Terry Fowler


Doin’ Nothin’

My mother had a friend, Hannah, who was an accomplished gardener. Hannah used to show her garden to my sister and me when we visited her house. “I let nature take its course,” she used to tell us with a wink, “but once in a while I have to step in and arbitrate.” The results were certainly impressive, probably because Hannah was a keen observer. Me, not so much.

But gardens do some interesting things when we’re not looking. Or perhaps looking but not really seeing. Around most gardens, I suspect, there are corners that seldom get looked at, let alone seen. But Mother Nature is everywhere, all the time, doing her thing.

Many years ago, when we were first adding some green to our back yard, I wanted to plant a red oak, but at that time even the largest nurseries told me it was unavailable. All they had were English oak. I love oak trees, and, well, I thought at the time, it’s better than no oak at all.

I planted the spindly six foot specimen they sold me exactly according to the directions. But it languished. The leaves grew brown and then fell off in midsummer. I didn’t have time to deal with it that year, so I just left it.

The following spring, suckers appeared at the base of the stark little trunklet. I wondered if I should cut off all but one or two.

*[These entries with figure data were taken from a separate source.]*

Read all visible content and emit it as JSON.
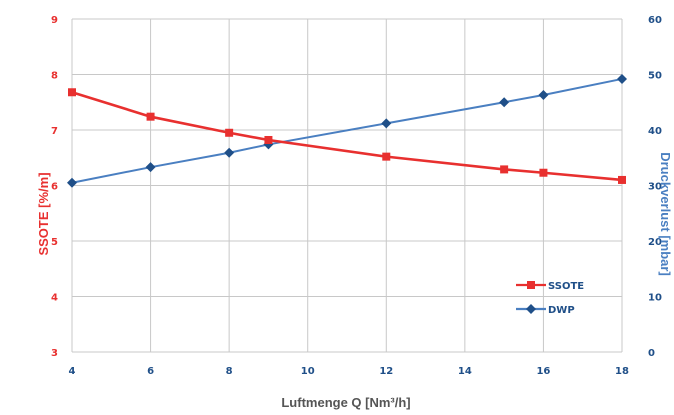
{
  "chart_data": {
    "type": "line",
    "xlabel": "Luftmenge Q [Nm³/h]",
    "ylabel_left": "SSOTE [%/m]",
    "ylabel_right": "Druckverlust [mbar]",
    "xlim": [
      4,
      18
    ],
    "ylim_left": [
      3,
      9
    ],
    "ylim_right": [
      0,
      60
    ],
    "x_ticks": [
      4,
      6,
      8,
      10,
      12,
      14,
      16,
      18
    ],
    "y_left_ticks": [
      3,
      4,
      5,
      6,
      7,
      8,
      9
    ],
    "y_right_ticks": [
      0,
      10,
      20,
      30,
      40,
      50,
      60
    ],
    "grid": true,
    "legend_position": "bottom-right",
    "series": [
      {
        "name": "SSOTE",
        "axis": "left",
        "color": "#e8302f",
        "marker": "square",
        "x": [
          4,
          6,
          8,
          9,
          12,
          15,
          16,
          18
        ],
        "y": [
          7.68,
          7.24,
          6.95,
          6.82,
          6.52,
          6.29,
          6.23,
          6.1
        ]
      },
      {
        "name": "DWP",
        "axis": "right",
        "color": "#4a7fc1",
        "marker": "diamond",
        "x": [
          4,
          6,
          8,
          9,
          12,
          15,
          16,
          18
        ],
        "y": [
          30.5,
          33.3,
          35.9,
          37.4,
          41.2,
          45.0,
          46.3,
          49.2
        ]
      }
    ]
  }
}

I wondered long enough to notice that two of the suckers had thrived and the others had more or less disappeared. A healthy double-trunked English oak was obviously establishing itself. I paid it little attention except to remark periodically as I glanced in its direction that it was doing just fine.

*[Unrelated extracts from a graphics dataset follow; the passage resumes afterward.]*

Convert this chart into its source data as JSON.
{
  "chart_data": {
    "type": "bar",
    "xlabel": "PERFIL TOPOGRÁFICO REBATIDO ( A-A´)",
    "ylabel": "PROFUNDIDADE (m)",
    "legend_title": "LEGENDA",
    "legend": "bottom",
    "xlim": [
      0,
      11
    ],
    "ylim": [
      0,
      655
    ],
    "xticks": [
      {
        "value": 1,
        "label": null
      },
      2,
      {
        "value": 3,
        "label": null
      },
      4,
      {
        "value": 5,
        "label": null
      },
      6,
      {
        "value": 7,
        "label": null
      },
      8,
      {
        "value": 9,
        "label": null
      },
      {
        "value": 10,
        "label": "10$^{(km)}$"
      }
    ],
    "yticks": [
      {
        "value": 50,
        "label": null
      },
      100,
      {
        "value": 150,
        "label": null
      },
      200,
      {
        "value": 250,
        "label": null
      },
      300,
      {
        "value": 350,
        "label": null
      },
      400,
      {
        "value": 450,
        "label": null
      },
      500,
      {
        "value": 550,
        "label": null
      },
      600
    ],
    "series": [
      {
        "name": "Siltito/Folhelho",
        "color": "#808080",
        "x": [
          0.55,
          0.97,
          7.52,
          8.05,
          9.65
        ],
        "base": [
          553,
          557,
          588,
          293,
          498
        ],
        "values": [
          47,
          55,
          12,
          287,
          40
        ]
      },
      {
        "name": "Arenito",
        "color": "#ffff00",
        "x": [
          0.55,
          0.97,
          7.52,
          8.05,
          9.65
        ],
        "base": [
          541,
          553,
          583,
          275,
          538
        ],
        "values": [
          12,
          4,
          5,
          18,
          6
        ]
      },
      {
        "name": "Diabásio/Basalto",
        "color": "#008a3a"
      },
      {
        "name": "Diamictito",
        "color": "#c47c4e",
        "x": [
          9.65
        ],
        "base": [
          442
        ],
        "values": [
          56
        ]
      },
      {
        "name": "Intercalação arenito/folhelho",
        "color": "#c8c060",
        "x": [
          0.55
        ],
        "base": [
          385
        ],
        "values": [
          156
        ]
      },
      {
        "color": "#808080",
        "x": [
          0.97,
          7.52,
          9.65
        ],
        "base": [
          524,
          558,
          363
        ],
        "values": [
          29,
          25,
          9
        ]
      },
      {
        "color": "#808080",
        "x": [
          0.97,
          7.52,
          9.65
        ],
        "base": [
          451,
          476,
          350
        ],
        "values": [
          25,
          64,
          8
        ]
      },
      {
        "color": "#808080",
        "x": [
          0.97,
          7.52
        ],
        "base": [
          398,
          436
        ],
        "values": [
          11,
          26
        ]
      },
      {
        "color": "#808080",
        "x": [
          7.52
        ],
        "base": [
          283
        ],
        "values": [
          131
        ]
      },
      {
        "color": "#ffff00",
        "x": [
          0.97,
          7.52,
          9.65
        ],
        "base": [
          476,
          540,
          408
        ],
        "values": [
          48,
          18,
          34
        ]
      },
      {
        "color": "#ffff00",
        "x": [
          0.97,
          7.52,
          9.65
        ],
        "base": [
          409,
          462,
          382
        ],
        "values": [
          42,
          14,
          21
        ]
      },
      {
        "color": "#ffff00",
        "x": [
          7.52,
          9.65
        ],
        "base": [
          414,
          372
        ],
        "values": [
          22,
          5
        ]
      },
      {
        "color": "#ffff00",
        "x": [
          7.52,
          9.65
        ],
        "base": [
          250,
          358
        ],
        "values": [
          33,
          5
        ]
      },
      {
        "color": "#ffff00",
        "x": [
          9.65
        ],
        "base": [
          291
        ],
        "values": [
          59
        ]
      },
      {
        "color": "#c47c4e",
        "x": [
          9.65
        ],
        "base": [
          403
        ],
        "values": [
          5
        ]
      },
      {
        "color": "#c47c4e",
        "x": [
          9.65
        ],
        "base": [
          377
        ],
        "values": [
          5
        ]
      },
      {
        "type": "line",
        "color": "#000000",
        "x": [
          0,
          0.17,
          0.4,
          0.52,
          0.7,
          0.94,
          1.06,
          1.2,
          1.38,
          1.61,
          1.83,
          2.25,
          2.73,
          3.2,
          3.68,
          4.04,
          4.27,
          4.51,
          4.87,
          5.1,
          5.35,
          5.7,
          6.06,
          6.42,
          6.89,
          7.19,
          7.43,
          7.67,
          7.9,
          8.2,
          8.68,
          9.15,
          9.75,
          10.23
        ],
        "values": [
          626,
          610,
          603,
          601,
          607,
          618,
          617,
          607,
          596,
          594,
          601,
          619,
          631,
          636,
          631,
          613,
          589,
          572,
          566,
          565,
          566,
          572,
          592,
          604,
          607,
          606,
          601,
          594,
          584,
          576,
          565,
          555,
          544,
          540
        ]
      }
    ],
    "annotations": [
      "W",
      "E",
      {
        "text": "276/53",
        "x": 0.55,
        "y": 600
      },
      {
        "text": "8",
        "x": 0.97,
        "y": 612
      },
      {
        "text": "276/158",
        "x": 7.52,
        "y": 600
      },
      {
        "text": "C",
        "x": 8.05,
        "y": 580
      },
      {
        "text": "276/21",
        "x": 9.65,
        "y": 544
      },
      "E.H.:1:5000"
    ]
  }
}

Oaks grow slowly. The years passed. One day last fall I was cleaning up the garden for the winter and sensed a presence. I looked up and was mildly astonished to see that the little oak sapling was now well over thirty feet tall. It was a truly beautiful tree, with branches that shot out horizontally from two sturdy trunks. It occurred to me that some arbitration was needed if I still wanted to grow sun-loving tomatoes and beans in the garden.

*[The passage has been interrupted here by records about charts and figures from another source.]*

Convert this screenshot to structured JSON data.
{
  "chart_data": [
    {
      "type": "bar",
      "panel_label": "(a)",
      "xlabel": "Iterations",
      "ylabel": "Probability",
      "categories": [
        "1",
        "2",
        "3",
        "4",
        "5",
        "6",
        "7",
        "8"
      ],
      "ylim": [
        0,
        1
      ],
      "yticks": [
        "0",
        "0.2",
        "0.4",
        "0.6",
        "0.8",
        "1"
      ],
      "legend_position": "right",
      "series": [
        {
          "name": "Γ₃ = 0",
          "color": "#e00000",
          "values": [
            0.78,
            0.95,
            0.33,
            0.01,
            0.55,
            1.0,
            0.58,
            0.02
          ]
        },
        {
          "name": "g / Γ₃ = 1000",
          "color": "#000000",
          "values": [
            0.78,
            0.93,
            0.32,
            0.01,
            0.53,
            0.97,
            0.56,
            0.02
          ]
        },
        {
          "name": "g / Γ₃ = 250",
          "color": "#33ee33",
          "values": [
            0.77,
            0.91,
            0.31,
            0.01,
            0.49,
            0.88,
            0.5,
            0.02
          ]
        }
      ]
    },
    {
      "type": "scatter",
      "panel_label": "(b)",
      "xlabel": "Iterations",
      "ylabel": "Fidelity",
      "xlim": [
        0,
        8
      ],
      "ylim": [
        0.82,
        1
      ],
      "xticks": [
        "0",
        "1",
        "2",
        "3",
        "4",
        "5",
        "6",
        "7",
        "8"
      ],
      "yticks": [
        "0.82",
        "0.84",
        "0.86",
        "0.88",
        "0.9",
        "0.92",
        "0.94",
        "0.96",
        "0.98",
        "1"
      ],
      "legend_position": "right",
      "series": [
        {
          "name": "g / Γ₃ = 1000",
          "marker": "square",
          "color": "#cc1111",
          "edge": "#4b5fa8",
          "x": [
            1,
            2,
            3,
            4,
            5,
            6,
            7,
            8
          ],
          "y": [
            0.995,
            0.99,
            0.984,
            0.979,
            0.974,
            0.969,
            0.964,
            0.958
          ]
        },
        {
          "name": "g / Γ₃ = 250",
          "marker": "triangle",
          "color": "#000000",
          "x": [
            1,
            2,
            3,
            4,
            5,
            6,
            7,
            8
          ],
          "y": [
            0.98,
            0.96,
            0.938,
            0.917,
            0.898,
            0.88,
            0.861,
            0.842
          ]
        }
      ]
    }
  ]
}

On the other hand, back when the oak was small, and its corner of the yard was bathed in sunlight, we had planted stinging nettle. I know, we’re crazy; but that plant is so healthy for us and our gardens. The tea provides essential nutrients (again, for both humans and the soil) and the young greens can be cooked and eaten like spinach. Nettles are incredibly lusty and invasive, but I kept them in check with a pick axe for years, digging a trench around the roots and cutting back the foliage. This task was becoming more and more onerous, and I was ready to bid goodbye to the nettle. That fall day I noticed how it had become peaked and unhealthy and at the same time how effectively the oak’s branches were shading it throughout the day. This spring hardly any nettle came up. No arbitration needed here.

So the oak tree was lesson number one.

In the front yard – again, literally decades ago – I planted some daffodil bulbs next to our front walk. Every year the leaves would emerge with the promise of cheerful yellow blossoms. But year after year no flowers appeared. “I must have planted them too deep,” I would think, and then turn to other chores that seemed more urgent, continually promising myself to dig them up and plant them a couple of inches closer to the surface.

You can see where this is headed. The bulbs were planted in the 1980s. In May 2013, during an exceptionally wet spring, not one or two but four magnificent daffodils shot up, spreading their golden light across the yard. What is in their DNA that encodes “Sometimes we’re planted a little too deep; but just keep trying”?

The daffodils are coming up through the part of our front yard that is lawn, more accurately described as a patch moth-eaten grass. The rest of the yard, about a third of it, has tulips and lilies – even some daffodils – that bloom reliably. I’ve weeded it only half-heartedly over the years because I’m afraid of digging up some of the bulbs (which seems to happen anyway).

As it turns out, there are some common wildflowers growing in the same spot: tansy, yarrow, some rogue hollyhocks from next door, goldenrod, purple asters gathered from a nearby ravine, even creeping bellflower. I suppose many of us would call these plants weeds, but we really love them, at least in moderation.

This year my health was poor, and I concentrated my energy on the vegetable garden at the back, leaving the front to its own devices. Well, these plants’ devices are pretty impressive. By midsummer, our mix of wildflowers and lilies was spectacular, full of different colours. In other words, it became much more beautiful when I just left it alone. I’m a bit apprehensive about leaving it untouched for another year, but it’s the same lesson – minimize the arbitration and let nature demonstrate its genius.

I’ll never be as skillful as Hannah, but I reflected that there might be some benefits to carefully timed stretches of attention deficit disorder.